Where does the negative inductor current go during CCM at no load in synchronous converters?

Question

As you all know, there are two primary mode of operation for dc-dc converters : CCM and DCM. At no load, the inductor current stops at zero at DCM. However, if CCM is enforced (such as Forced PWM), then inductor current can go to negative at no load or light load condition if the inductor ripple is large.

I had a simulation of a synchronous buck-boost controller at work and I saw that the current goes back to the input during negative inductor flow phase.

My questions:

1. Can I confirm that this is true and that if I use forced CCM, then my power supply would need to be one that can absorb this power during negative inductor current flow?
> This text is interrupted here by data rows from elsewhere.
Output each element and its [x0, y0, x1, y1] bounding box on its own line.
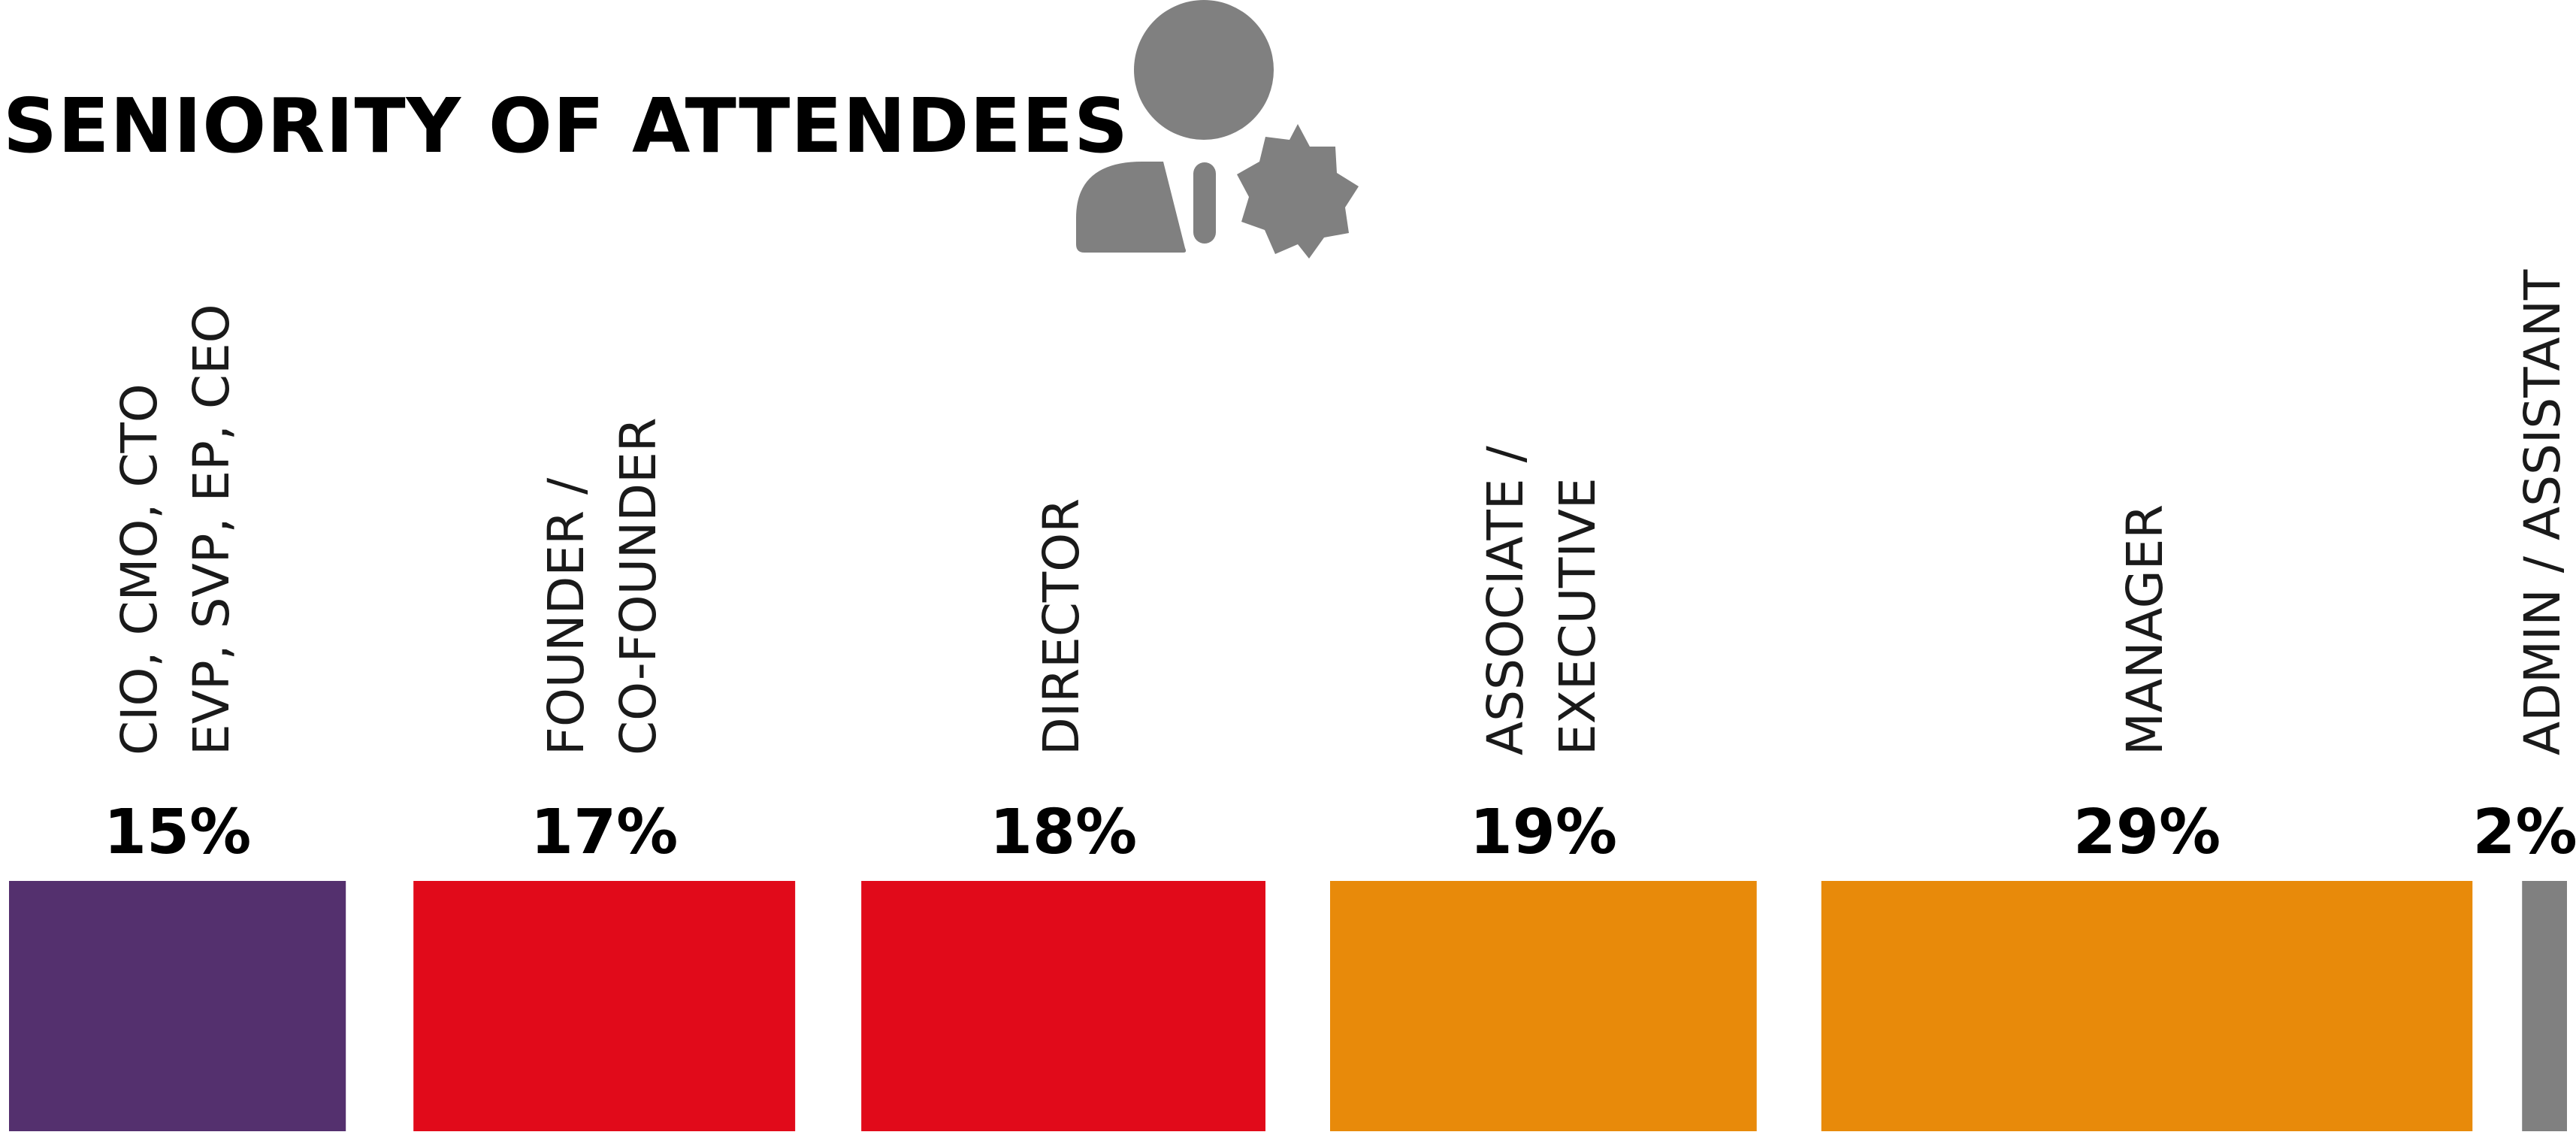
bar-5 — [1821, 881, 2473, 1131]
bar-1 — [9, 881, 346, 1131]
bar-2 — [413, 881, 796, 1131]
category-label-3-line-1: DIRECTOR — [1033, 498, 1090, 755]
category-label-4-line-2: EXECUTIVE — [1549, 477, 1607, 755]
bars-layer — [9, 881, 2567, 1131]
bar-3 — [861, 881, 1265, 1131]
category-label-4-line-1: ASSOCIATE / — [1477, 446, 1534, 755]
category-label-6-line-1: ADMIN / ASSISTANT — [2514, 269, 2571, 755]
chart-title: SENIORITY OF ATTENDEES — [3, 82, 1129, 170]
category-label-2-line-2: CO-FOUNDER — [609, 417, 667, 755]
value-label-6: 2% — [2472, 797, 2576, 868]
labels-layer: 15% CIO, CMO, CTO EVP, SVP, EP, CEO 17% FOUN… — [104, 269, 2576, 868]
person-with-badge-icon — [1076, 0, 1359, 259]
value-label-3: 18% — [990, 797, 1137, 868]
category-label-1-line-1: CIO, CMO, CTO — [110, 383, 168, 755]
bar-4 — [1330, 881, 1757, 1131]
category-label-5-line-1: MANAGER — [2116, 504, 2174, 755]
value-label-1: 15% — [104, 797, 251, 868]
value-label-2: 17% — [531, 797, 678, 868]
bar-6 — [2522, 881, 2567, 1131]
category-label-2-line-1: FOUNDER / — [537, 477, 595, 755]
category-label-1-line-2: EVP, SVP, EP, CEO — [183, 304, 240, 755]
value-label-4: 19% — [1470, 797, 1617, 868]
value-label-5: 29% — [2073, 797, 2221, 868]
If not, then where would this negative inductor current go?

2. Is this type of power supply common? Because there are quite a bit of synchronous converters that runs in CCM all the time out there

Thanks

Answer 1

There are several reasons why ensuring the buck converter remains in continuous conduction mode (CCM) in light- or no-load conditions:

1. the duty ratio is the same regardless of the load: when the buck transitions to the discontinuous mode (DCM), the relationship linking \$V_{out}\$ to \$V_{in}\$ changes and involves frequency, load and the inductor. If the converter remains in CCM in no-load conditions, you still have \$V_{out}=DV_{in}\$ (simplified formula).

2. there is no change in the control-to-output transfer function: the buck in voltage-mode (VM) is a second-order system in CCM and befomes an over-damped second-order in DCM. With the synchronous rectification at work, the transfer function is almost the same in light-load conditions.
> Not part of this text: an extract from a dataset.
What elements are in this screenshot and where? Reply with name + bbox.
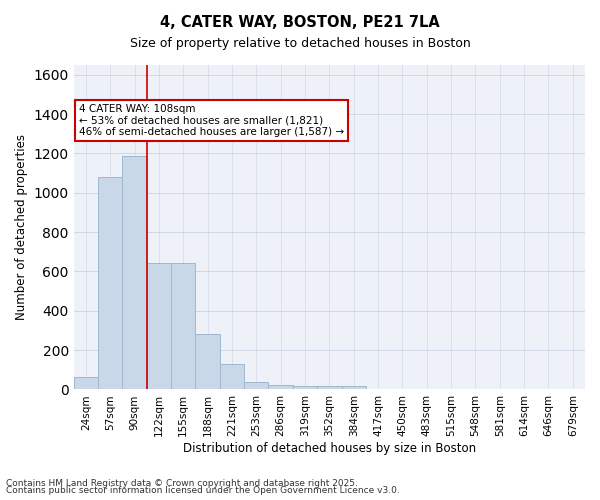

3. in forward converters, typically those used in the dc-dc bricks, going into light-load conditions usually means skip cycle and lost of the auxiliary voltage: the rectified pulses are extremely narrow in skip and, without precautions, the \$V_{cc}\$ collapses and you need to increase the capacitor at the \$V_{cc}\$ pin. If the converter remains in CCM, this does not happen and the auxiliary voltage is always there.
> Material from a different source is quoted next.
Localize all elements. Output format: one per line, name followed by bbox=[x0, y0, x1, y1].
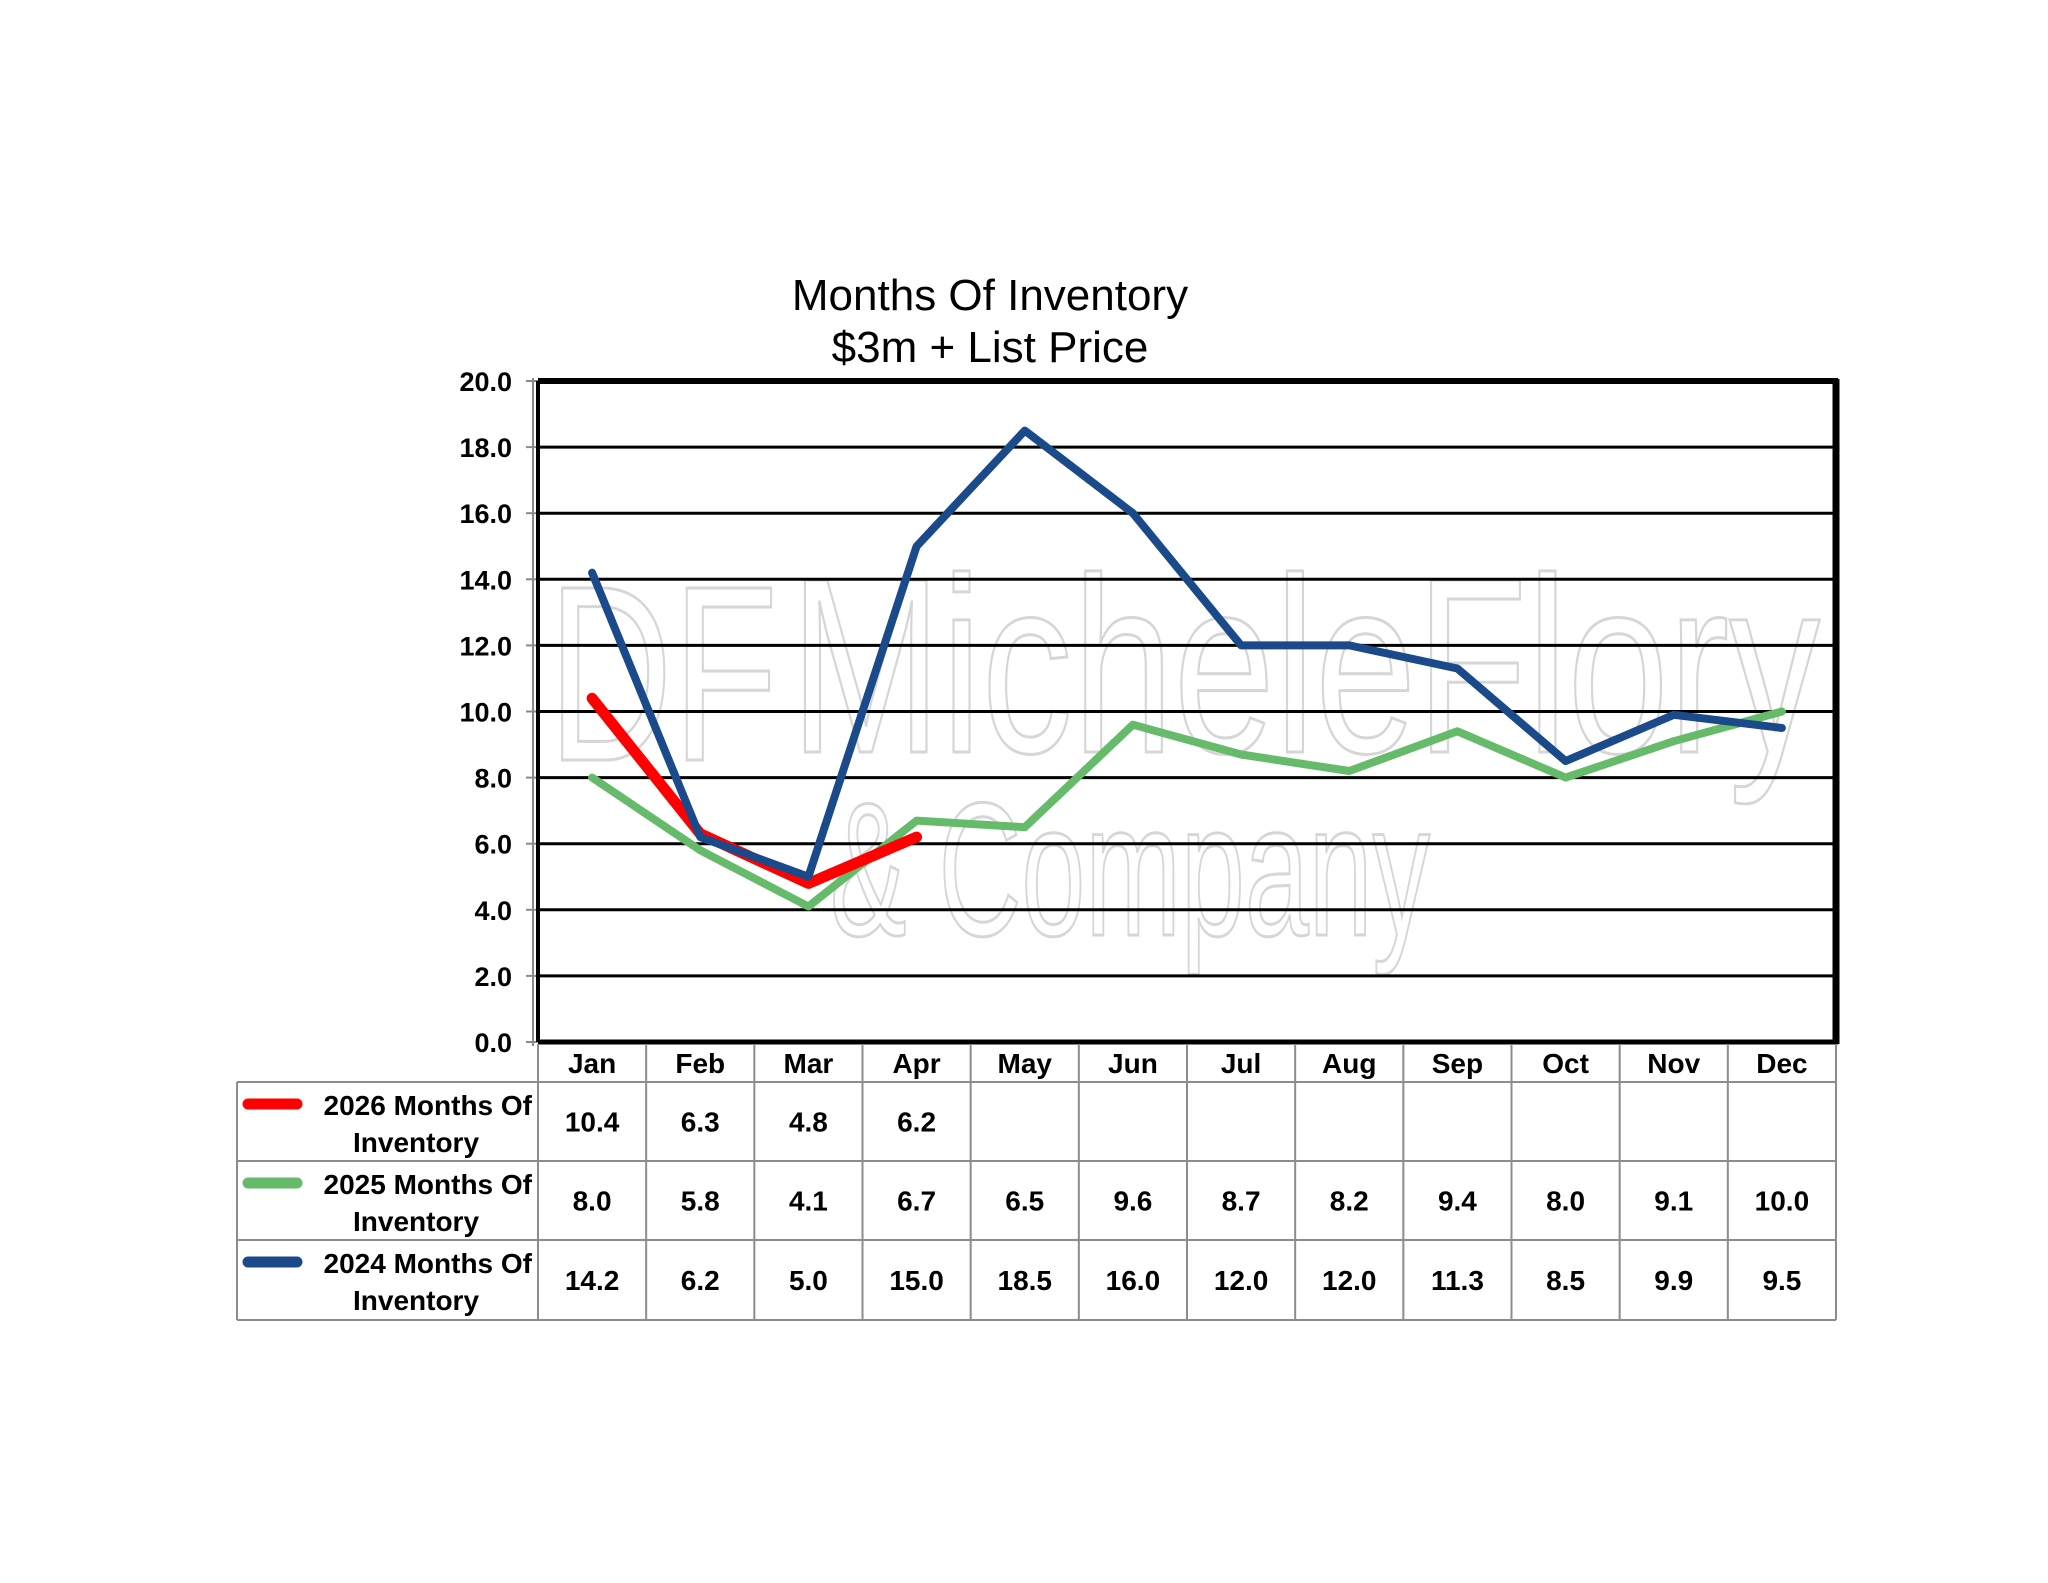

4. finally, and this was true in post-regulated converters, like with the former mag-amp killers, synchronous rectification was letting you nicely implement leading-edge modulation to regulate the secondary outputs like a 3.3-V output made of a main 12-V one.

A typical circuit in SIMPLIS would look like this:

It simulates quickly and delivers the below waveforms:

You can see the inductor average current sets to 0 A while it remains continuous with a regulated 5-V output. During the freewheel phase involving S1, the current circulates from the ground up as with a classical diode: the current in the inductor depletes with a slope equal to \$\frac{V_{out}}{L}\$. When it reaches 0 A, a classical diode would spontaneously block and this is DCM. But here, S1 is bidirectional (the MOSFER operates in quadrants I and III) and the current reverses to now flow from the upper side of S1 to ground and through the load and the capacitor. At the end of the period, the controller instructs S1 to turn off. When the upper-side switch S2 turns back on, the current it sees is negative. This lasts until the inductor current crosses 0 A again and goes back to its positive peak at which moment the S2 switch turns off and S1 turns back on. The below drawing valid for a no-load situation should hopefully explain this text with less French in it : )

Answer 2

Energy is transferred back and forth between input and output caps via the inductor. But, as long as no power source is connected to the output, the net current flow will be from input side to output side. Or, I guess with ideal components, the net flow will be zero.

It is not super common, but some synchronous bucks actually are bidirectional converters, capable of sinking or sourcing current at the "output." So if you connect a power source to the "output," then net current actually can flow backwards to the input side.